The first study would be…
Standard, first in humans single ascending dose study. So we can look at systemic effects of the drug after that we'll move into – be able to move into various patient populations.
Right, and you haven’t, maybe I missed that, but you haven’t publicly told us if there is going to be an IND timeline for that, but you haven’t discussed…
No, actually, we are – the IND enabling studies are completed and the – as the final reports come in we'll put them into the IND and file that before the end of the year.
And we'll go next to Charles Duncan with Piper Jaffray. Charles Duncan - Piper Jaffray: Thanks for taking the follow up guys. Couple of quick questions, just to make sure I understand the milestone payment from Gedeon, is with the commencement of screening that would result in a full, call it $8.5 million recognized this quarter?
Yes, the way that works is, as I mentioned the [add on] we received approximately $10 million of total upfront, half of that or approximately $5 million was recognized in the quarter ending September 30, the other half is deferred until we are able to remove if you will the non-contingent, non-refundable portion of that payment. Once we start the US Phase 3 trials, that component is removed. So we expect and anticipate for the quarter ending December 31, this quarter ending December 31 2014, we would recognize the remaining 50% of the upfront payment or approximately $5 million, plus the approximately $3.2 million related to the triggering the milestone for the initiation start of the Phase 3 trials in US. Charles Duncan - Piper Jaffray: That’s helpful.
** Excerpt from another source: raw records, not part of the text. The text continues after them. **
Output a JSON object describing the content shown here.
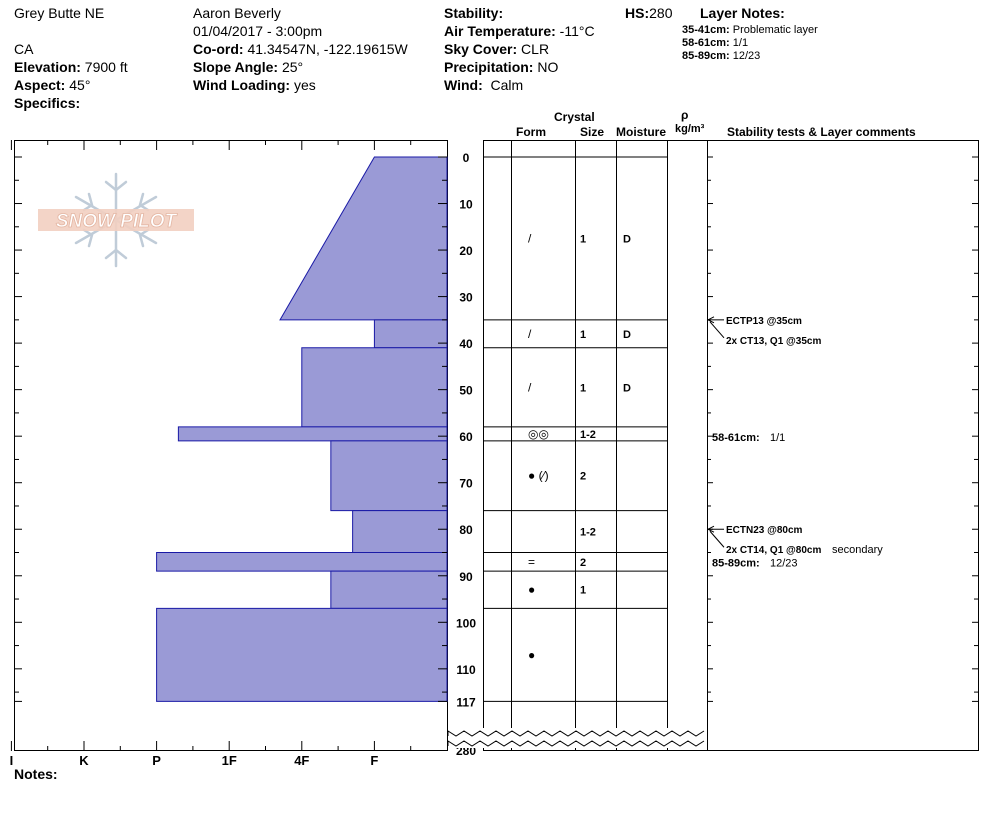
{
  "header": {
    "location": "Grey Butte NE",
    "state": "CA",
    "elevation_label": "Elevation:",
    "elevation": "7900 ft",
    "aspect_label": "Aspect:",
    "aspect": "45°",
    "specifics_label": "Specifics:",
    "observer": "Aaron Beverly",
    "datetime": "01/04/2017 - 3:00pm",
    "coord_label": "Co-ord:",
    "coord": "41.34547N, -122.19615W",
    "slope_label": "Slope Angle:",
    "slope": "25°",
    "wind_loading_label": "Wind Loading:",
    "wind_loading": "yes",
    "stability_label": "Stability:",
    "air_temp_label": "Air Temperature:",
    "air_temp": "-11°C",
    "sky_label": "Sky Cover:",
    "sky": "CLR",
    "precip_label": "Precipitation:",
    "precip": "NO",
    "wind_label": "Wind:",
    "wind": "Calm",
    "hs_label": "HS:",
    "hs": "280",
    "layer_notes_label": "Layer Notes:",
    "layer_notes": [
      {
        "range": "35-41cm:",
        "text": "Problematic layer"
      },
      {
        "range": "58-61cm:",
        "text": "1/1"
      },
      {
        "range": "85-89cm:",
        "text": "12/23"
      }
    ]
  },
  "columns": {
    "crystal": "Crystal",
    "form": "Form",
    "size": "Size",
    "moisture": "Moisture",
    "rho": "ρ",
    "density_unit": "kg/m³",
    "comments": "Stability tests & Layer comments"
  },
  "logo_text": "SNOW PILOT",
  "notes_label": "Notes:",
  "chart_data": {
    "type": "bar",
    "orientation": "horizontal",
    "hardness_scale": [
      "I",
      "K",
      "P",
      "1F",
      "4F",
      "F"
    ],
    "x_axis_direction": "hardness increases to the left",
    "depth_ticks": [
      0,
      10,
      20,
      30,
      40,
      50,
      60,
      70,
      80,
      90,
      100,
      110,
      117,
      280
    ],
    "depth_range_shown": [
      0,
      117
    ],
    "total_depth": 280,
    "y_axis_break_after": 117,
    "layers": [
      {
        "top": 0,
        "bottom": 35,
        "hardness_top": 1.0,
        "hardness_bottom": 2.3,
        "form": "/",
        "size": "1",
        "moisture": "D"
      },
      {
        "top": 35,
        "bottom": 41,
        "hardness_top": 1.0,
        "hardness_bottom": 1.0,
        "form": "/",
        "size": "1",
        "moisture": "D"
      },
      {
        "top": 41,
        "bottom": 58,
        "hardness_top": 2.0,
        "hardness_bottom": 2.0,
        "form": "/",
        "size": "1",
        "moisture": "D"
      },
      {
        "top": 58,
        "bottom": 61,
        "hardness_top": 3.7,
        "hardness_bottom": 3.7,
        "form": "◎◎",
        "size": "1-2",
        "moisture": ""
      },
      {
        "top": 61,
        "bottom": 76,
        "hardness_top": 1.6,
        "hardness_bottom": 1.6,
        "form": "● (⁄)",
        "size": "2",
        "moisture": ""
      },
      {
        "top": 76,
        "bottom": 85,
        "hardness_top": 1.3,
        "hardness_bottom": 1.3,
        "form": "",
        "size": "1-2",
        "moisture": ""
      },
      {
        "top": 85,
        "bottom": 89,
        "hardness_top": 4.0,
        "hardness_bottom": 4.0,
        "form": "=",
        "size": "2",
        "moisture": ""
      },
      {
        "top": 89,
        "bottom": 97,
        "hardness_top": 1.6,
        "hardness_bottom": 1.6,
        "form": "●",
        "size": "1",
        "moisture": ""
      },
      {
        "top": 97,
        "bottom": 117,
        "hardness_top": 4.0,
        "hardness_bottom": 4.0,
        "form": "●",
        "size": "",
        "moisture": ""
      }
    ],
    "stability_tests": [
      {
        "depth": 35,
        "lines": [
          "ECTP13 @35cm",
          "2x CT13, Q1 @35cm"
        ],
        "extra": ""
      },
      {
        "depth": 80,
        "lines": [
          "ECTN23 @80cm",
          "2x CT14, Q1 @80cm"
        ],
        "extra": "secondary"
      }
    ],
    "layer_comments": [
      {
        "depth": 58,
        "range": "58-61cm:",
        "text": "1/1"
      },
      {
        "depth": 85,
        "range": "85-89cm:",
        "text": "12/23"
      }
    ],
    "bar_color": "#9a9ad6",
    "bar_edge_color": "#1a1aa6"
  }
}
Thanks, Steve for that clarification. I wanted to ask perhaps on the MCR4 program, the obesity program with Astra. When do you believe that their collaborators will be in a position to decide our next steps in this collaboration?
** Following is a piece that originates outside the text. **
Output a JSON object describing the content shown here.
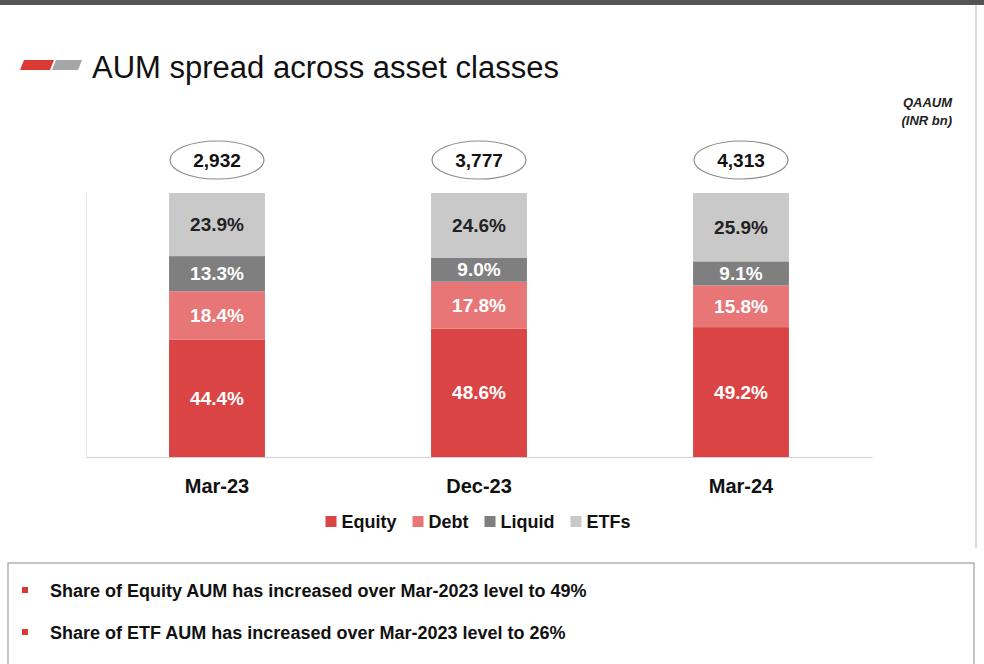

I would think that you'll see something probably early in the New Year. We have discussions ongoing with them now and just based on that I think they would wrap up and lead to a decision on which, with real timeline or probably in the beginning of 2015. Charles Duncan - Piper Jaffray: Okay. And then, with regard to your internal candidates, is that impacting, how would that impact your efforts there. Have you had discussions beyond Astra, perhaps to look at those candidates?
I am not going to comment on that, but… Charles Duncan - Piper Jaffray: Fine…
Okay. Charles Duncan - Piper Jaffray: Do you have a compound that you've identified that could be moved through IND enabling studies?
If we were on our own and have the money, we would be well into the IND enabling studies. Charles Duncan - Piper Jaffray: Okay. Good. All right, well, we'll look forward to that update next year.
Thank you. That does conclude today's question and answer session. I would now like to turn the conference back over to Dr. Carl Spana for any closing remarks. End of Q&A
Well, thank you everyone for participating in the Palatin's Technologies first quarter fiscal year 2015 conference call. Everybody have a great day. I appreciate all the great feedback and questions that we got on the call. I think they were quite good. I like to thank everyone at Palatin for the work that they are doing and we look forward to updating you next quarter. Thanks a lot. Bye-bye.
That does conclude today’s conference. Thank you for your participation.